By the time Uram changed the rules in 1994, West Virginia had dropped the watershed-wide cleanup for a $1 million project. Today, the liming station outside Davis keeps the Blackwater clean and supporting aquatic life.

“That was a bang-for-the-buck kind of strategy,” said Charlie Miller, who runs West Virginia’s AML program at the state Department of Environmental Protection. “It established a trout fishery all the way down through the Blackwater gorge.”

David C. Callaghan, who was DEP director when the Blackwater project was done, said the state did several other major reclamation jobs in the watershed. In all, he said, they probably cost $20 million.

Saving the Cheat

West Virginia environmental groups are not very vocal about it, but some of them are worried about Rahall’s bill as well. Keith Pitzer, director of the Friends of the Cheat, wonders how the bill would affect his group’s efforts to clean up the acid mine drainage that plagues their watershed.

“If you want to talk quality of life, and what will serve the community, do you want to live next to orange streams, or next to a fishable one?” Pitzer said.

With money from the AML program, Pitzer and his group have made major strides toward bringing the Cheat back to life. They’ve worked mostly through the Appalachian Clean Streams program.

Uram started the program in 1994, as part of his efforts to focus more AML money on acid mine drainage.

Clean Streams gives AML money to local citizens groups that put together acid mine drainage cleanup projects. The OSM also performs some Clean Streams projects on its own.

Since it started, Clean Streams has funded 98 projects in 11 states, according to the OSM’s latest annual report. In each of the last two years, the OSM has awarded about $7 million in Clean Streams grants.

Advocates of spending more AML money say the program’s current budget is a drop in the bucket, compared to the high cost of long-term pollution treatment.

But David Finkenbinder, a lobbyist for the National Mining Association, says that programs like Clean Streams “operate as an exit ramp to divert funds away from the high-priority inventory.”

During a House committee hearing in March, Rahall rattled off all of the ways the AML program tries to address acid mine drainage and other environmental damage:

s States can set aside part of their AML money for future acid mine drainage treatment.

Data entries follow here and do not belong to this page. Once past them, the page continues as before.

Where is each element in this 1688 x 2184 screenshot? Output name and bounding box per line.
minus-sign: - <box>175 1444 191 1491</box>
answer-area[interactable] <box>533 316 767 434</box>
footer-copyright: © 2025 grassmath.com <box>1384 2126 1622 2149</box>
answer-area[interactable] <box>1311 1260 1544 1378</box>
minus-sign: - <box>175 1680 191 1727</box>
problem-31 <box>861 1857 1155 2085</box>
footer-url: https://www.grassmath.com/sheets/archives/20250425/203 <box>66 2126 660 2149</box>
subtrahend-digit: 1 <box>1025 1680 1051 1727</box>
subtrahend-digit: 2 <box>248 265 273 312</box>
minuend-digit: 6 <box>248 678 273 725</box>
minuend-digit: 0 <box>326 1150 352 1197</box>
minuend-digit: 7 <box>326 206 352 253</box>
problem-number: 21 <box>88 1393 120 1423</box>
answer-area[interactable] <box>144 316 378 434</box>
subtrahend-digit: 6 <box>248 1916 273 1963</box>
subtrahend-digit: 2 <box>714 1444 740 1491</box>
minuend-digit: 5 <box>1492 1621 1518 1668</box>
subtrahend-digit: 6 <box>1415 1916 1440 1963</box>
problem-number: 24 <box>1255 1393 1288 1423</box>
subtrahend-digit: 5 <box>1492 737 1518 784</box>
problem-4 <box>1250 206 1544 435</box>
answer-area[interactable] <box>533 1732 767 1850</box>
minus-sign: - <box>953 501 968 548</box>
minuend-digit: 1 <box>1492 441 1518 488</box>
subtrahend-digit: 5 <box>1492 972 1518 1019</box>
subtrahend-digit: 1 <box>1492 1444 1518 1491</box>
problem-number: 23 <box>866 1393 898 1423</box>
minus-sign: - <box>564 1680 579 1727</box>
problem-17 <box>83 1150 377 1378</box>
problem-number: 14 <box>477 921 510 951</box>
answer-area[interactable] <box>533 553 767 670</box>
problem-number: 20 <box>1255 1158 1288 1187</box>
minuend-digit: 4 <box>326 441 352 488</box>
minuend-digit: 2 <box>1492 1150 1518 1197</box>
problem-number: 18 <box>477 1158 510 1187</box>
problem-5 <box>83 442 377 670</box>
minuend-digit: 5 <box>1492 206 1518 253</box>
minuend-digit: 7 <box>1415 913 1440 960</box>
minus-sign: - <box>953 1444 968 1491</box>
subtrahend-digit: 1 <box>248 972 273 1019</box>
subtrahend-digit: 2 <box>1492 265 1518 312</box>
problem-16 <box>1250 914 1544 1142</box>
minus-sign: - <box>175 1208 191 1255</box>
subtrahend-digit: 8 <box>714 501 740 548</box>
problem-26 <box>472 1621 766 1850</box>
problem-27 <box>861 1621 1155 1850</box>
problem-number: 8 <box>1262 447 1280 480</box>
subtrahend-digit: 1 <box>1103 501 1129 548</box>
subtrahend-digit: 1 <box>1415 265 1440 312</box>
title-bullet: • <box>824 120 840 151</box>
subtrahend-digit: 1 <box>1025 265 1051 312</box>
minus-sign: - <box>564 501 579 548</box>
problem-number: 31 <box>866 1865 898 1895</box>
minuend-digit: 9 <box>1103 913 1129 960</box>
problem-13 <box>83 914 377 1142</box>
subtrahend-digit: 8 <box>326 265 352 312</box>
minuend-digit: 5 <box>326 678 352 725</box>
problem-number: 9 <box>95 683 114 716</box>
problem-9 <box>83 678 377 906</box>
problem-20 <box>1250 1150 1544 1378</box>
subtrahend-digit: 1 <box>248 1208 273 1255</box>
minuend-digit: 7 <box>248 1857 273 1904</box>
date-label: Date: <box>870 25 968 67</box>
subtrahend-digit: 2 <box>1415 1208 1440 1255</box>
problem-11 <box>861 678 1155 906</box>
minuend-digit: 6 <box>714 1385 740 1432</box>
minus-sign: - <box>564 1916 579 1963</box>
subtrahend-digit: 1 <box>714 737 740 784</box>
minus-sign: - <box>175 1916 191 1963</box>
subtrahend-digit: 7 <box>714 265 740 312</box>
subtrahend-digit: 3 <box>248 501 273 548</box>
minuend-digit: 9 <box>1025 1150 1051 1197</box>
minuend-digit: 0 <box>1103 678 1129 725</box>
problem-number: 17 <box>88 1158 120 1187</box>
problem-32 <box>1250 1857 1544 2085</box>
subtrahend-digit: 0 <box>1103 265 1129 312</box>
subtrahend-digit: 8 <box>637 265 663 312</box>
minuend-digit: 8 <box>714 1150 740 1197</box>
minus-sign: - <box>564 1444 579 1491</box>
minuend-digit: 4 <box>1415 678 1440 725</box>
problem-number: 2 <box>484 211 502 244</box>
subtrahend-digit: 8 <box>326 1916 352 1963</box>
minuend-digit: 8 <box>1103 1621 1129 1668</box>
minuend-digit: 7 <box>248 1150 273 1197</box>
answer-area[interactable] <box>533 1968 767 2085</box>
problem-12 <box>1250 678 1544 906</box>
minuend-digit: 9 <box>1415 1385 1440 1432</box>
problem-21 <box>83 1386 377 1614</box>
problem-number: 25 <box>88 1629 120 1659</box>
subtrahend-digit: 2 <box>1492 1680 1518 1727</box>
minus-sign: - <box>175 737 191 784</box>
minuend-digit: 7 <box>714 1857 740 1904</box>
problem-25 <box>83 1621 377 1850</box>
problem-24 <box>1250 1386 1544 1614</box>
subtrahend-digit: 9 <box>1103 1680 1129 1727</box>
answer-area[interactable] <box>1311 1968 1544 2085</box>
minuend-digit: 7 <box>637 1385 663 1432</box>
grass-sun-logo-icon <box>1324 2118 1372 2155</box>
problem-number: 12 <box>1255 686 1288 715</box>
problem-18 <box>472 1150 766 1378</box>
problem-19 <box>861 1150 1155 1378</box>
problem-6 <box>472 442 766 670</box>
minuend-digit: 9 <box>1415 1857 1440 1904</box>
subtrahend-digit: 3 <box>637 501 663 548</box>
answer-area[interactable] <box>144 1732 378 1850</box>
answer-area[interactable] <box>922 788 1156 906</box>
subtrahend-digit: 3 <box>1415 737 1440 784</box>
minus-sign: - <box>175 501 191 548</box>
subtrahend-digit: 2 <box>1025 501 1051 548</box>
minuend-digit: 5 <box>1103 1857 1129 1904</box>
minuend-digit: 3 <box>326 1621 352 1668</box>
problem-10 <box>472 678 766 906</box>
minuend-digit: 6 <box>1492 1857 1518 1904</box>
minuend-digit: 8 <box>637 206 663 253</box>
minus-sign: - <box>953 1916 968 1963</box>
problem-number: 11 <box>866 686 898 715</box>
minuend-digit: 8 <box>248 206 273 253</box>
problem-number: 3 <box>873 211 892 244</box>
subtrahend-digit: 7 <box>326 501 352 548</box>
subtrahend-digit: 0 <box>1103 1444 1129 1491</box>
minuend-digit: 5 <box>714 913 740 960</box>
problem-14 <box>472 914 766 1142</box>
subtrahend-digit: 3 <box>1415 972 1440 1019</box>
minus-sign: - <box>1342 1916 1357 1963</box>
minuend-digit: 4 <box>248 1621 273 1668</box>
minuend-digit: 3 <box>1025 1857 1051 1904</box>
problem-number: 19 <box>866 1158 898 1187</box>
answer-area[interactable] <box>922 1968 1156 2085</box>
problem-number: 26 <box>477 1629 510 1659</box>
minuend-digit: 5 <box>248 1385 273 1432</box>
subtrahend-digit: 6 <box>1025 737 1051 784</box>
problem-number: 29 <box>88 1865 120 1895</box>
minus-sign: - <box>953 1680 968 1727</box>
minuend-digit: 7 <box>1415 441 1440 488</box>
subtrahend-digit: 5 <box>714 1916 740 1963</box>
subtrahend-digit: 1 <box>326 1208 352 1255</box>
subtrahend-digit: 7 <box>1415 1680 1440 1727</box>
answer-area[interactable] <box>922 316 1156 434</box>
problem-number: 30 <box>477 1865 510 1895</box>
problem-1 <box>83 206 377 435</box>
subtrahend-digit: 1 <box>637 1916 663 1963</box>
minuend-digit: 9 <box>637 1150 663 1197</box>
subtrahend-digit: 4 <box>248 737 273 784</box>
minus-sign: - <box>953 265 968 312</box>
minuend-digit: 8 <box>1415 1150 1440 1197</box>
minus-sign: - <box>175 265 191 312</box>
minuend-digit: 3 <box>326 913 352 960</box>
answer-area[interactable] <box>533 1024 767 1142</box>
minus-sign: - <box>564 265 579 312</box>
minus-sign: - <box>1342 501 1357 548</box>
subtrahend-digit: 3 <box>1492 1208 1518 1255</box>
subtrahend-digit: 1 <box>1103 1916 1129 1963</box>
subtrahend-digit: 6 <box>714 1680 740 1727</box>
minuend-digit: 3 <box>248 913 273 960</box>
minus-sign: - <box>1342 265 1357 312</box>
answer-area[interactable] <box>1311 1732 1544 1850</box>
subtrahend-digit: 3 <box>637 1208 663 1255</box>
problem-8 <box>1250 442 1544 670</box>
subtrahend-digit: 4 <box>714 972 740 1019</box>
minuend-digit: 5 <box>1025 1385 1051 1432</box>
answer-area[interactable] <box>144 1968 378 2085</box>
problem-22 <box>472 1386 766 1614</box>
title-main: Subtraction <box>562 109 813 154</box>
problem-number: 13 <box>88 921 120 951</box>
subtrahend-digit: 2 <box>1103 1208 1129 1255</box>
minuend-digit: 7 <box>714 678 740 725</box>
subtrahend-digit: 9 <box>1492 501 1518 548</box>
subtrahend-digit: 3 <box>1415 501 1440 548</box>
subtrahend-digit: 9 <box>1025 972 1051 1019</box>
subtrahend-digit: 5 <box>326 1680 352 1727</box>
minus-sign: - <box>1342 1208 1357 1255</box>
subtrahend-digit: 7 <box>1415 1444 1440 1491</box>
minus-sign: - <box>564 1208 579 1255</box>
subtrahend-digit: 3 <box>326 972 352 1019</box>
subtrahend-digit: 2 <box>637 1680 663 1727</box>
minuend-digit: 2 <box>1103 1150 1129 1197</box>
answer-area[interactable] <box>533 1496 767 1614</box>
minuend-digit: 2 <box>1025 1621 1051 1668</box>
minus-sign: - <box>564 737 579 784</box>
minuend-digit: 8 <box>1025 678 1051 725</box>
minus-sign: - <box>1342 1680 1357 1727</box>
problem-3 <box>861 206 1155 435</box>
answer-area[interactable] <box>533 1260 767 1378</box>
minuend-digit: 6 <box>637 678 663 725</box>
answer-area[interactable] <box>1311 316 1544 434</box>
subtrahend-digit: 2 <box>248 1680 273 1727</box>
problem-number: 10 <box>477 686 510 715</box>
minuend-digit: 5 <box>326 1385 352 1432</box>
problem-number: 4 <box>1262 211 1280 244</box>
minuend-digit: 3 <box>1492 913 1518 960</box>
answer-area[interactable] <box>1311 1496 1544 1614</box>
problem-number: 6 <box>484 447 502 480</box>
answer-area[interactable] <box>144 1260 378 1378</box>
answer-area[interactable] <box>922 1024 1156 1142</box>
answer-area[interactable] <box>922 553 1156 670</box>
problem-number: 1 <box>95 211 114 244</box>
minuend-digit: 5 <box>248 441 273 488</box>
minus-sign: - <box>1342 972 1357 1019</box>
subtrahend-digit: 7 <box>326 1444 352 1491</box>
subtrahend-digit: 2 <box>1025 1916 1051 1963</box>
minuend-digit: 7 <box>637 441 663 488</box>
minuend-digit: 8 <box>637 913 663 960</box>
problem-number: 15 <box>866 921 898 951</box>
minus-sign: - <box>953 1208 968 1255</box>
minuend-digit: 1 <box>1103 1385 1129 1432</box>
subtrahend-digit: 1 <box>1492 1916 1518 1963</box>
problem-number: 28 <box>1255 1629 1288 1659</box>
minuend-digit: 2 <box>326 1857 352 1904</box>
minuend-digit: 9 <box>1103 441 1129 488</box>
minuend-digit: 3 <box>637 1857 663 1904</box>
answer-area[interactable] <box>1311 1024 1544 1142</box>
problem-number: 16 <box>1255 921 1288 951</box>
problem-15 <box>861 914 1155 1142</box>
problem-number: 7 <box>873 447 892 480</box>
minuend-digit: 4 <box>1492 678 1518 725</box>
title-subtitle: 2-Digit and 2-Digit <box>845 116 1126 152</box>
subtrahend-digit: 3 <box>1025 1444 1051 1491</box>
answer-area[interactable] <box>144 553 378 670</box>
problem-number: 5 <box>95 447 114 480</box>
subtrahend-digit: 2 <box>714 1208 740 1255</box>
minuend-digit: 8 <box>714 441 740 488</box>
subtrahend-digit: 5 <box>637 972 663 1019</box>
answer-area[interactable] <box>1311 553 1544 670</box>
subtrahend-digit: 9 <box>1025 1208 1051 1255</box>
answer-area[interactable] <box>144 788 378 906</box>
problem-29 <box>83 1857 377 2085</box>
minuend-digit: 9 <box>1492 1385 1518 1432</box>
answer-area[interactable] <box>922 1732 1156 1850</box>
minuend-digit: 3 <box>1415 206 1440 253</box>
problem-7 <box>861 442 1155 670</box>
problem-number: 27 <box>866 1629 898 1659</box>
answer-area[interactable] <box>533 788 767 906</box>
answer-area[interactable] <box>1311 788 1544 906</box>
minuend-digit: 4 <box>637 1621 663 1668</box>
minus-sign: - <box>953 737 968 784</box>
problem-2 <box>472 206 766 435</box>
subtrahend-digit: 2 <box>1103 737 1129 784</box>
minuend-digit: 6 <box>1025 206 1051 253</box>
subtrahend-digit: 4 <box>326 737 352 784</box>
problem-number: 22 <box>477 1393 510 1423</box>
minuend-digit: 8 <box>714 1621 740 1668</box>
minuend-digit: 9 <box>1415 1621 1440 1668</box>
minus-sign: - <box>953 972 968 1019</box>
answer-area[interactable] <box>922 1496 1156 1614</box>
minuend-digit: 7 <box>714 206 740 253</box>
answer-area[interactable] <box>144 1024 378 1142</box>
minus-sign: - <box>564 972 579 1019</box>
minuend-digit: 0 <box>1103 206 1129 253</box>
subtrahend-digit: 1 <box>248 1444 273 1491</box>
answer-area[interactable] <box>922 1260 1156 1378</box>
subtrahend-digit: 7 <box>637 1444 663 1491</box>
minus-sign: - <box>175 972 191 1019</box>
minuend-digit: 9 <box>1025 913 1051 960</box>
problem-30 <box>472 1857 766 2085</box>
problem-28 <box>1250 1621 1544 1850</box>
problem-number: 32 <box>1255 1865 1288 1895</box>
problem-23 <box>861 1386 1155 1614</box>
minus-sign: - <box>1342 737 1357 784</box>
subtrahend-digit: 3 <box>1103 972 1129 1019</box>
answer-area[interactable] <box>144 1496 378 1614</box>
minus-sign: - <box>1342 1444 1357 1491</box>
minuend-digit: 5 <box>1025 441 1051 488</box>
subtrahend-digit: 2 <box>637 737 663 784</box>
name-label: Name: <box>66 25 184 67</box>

s They can get Clean Streams funding to help local groups with acid mine drainage projects.

s States can fund low-priority projects before they finish health-and-safety cleanups.

s Separate AML money is provided to build new drinking water systems.

Rahall said his proposal would not eliminate these programs, and that he is simply trying to refocus other AML spending on its original goal.

“Could we please leave some money to address the open pits that swallow our teenagers, to mitigate landslides that threaten grandma’s house, and to combat subsidence that may engulf an entire community?” Rahall asked. “I mean, is that asking too much?”